Slow devices aren't useful. Scrolling must be seamless. Movies must be real-time. And, most importantly, it should turn on instantly. This implies that plenty of flash memory, essentially solid-state disks (SSDs) are a necessary feature.
Connectivity is key in any gadget. Without it, the device might just as well be an expensive paperweight. So, the more kinds of connectivity, the better. I'm talking about wi-fi, 3G, 4G, and LTE.

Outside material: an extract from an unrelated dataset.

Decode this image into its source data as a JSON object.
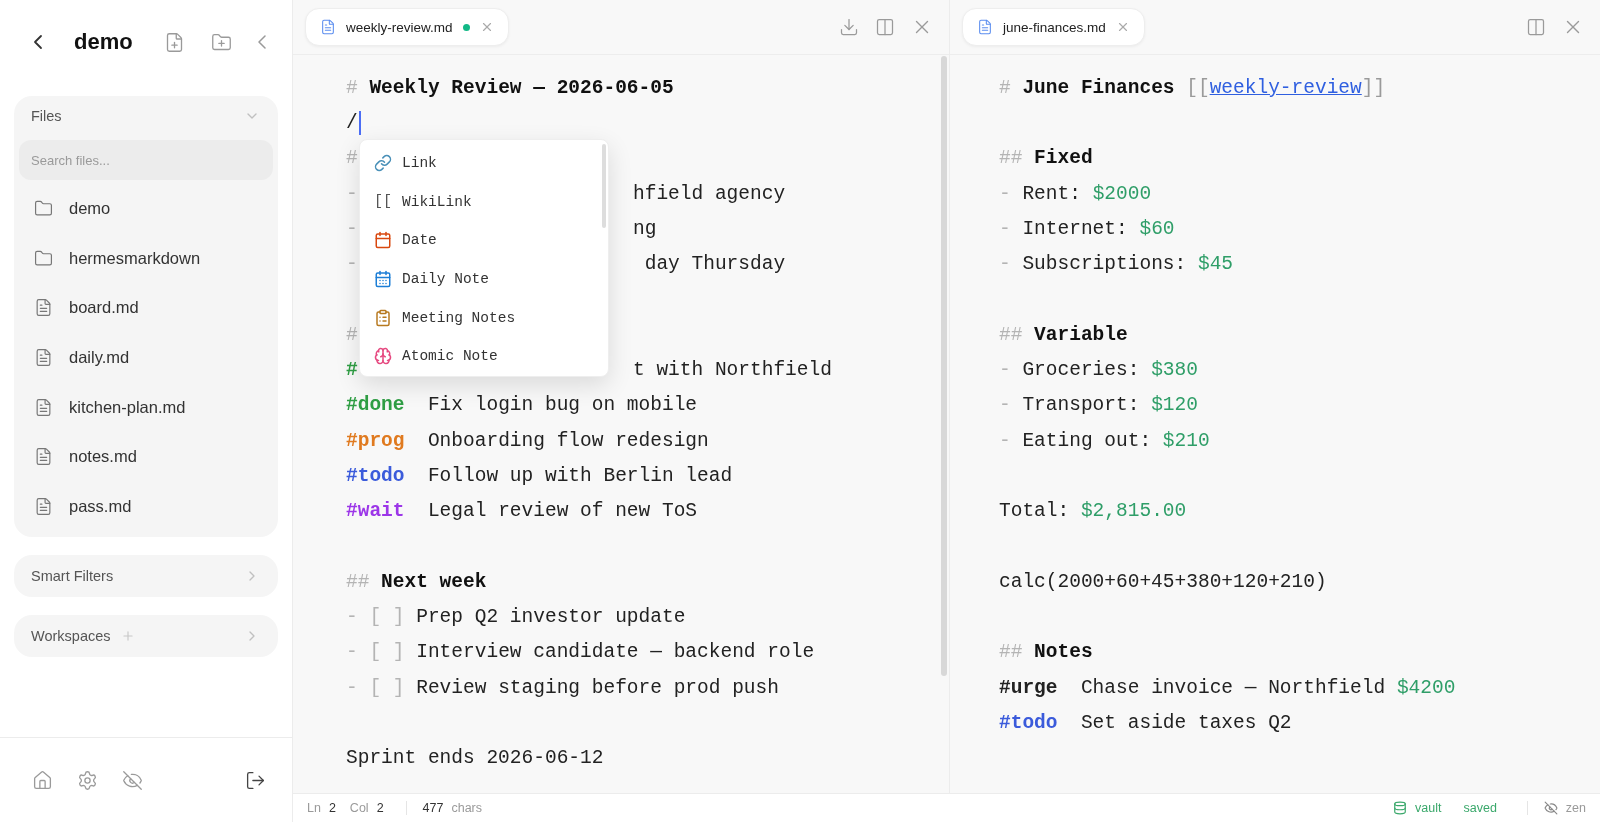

My point is that you can't just have one or two of these things. You have to have all of these things.
Where Is It All Going?
My take is that multitouch is here and it will continue to pervade everyday life. Pretty soon cars will have multitouch control panels (check out the Tesla Model S). But don't expect multitouch to make its way onto your desktop screen. Holding your hand up to the screen is just plain unergonomic, and becomes quickly tiring.
But touchscreens for common tasks like getting directions on the subway will be highly desirable.
Gadgets will have to replace wallets also. Use your iPhone to buy stuff at the grocery store and it debits your account. Walk into a restaurant and get the menu on your iPad. Near-field communication (NFC) technologies like RFID seem a likely option.
Apple shows us with Siri in the iPhone 4S that voice command technology is quickly maturing. I find it useful for dictation, when I want to write an email or speak a text message.
Several pundits are predicting that Siri will make its way into other common everyday objects.
The march of technology is relentless. And it's accelerating.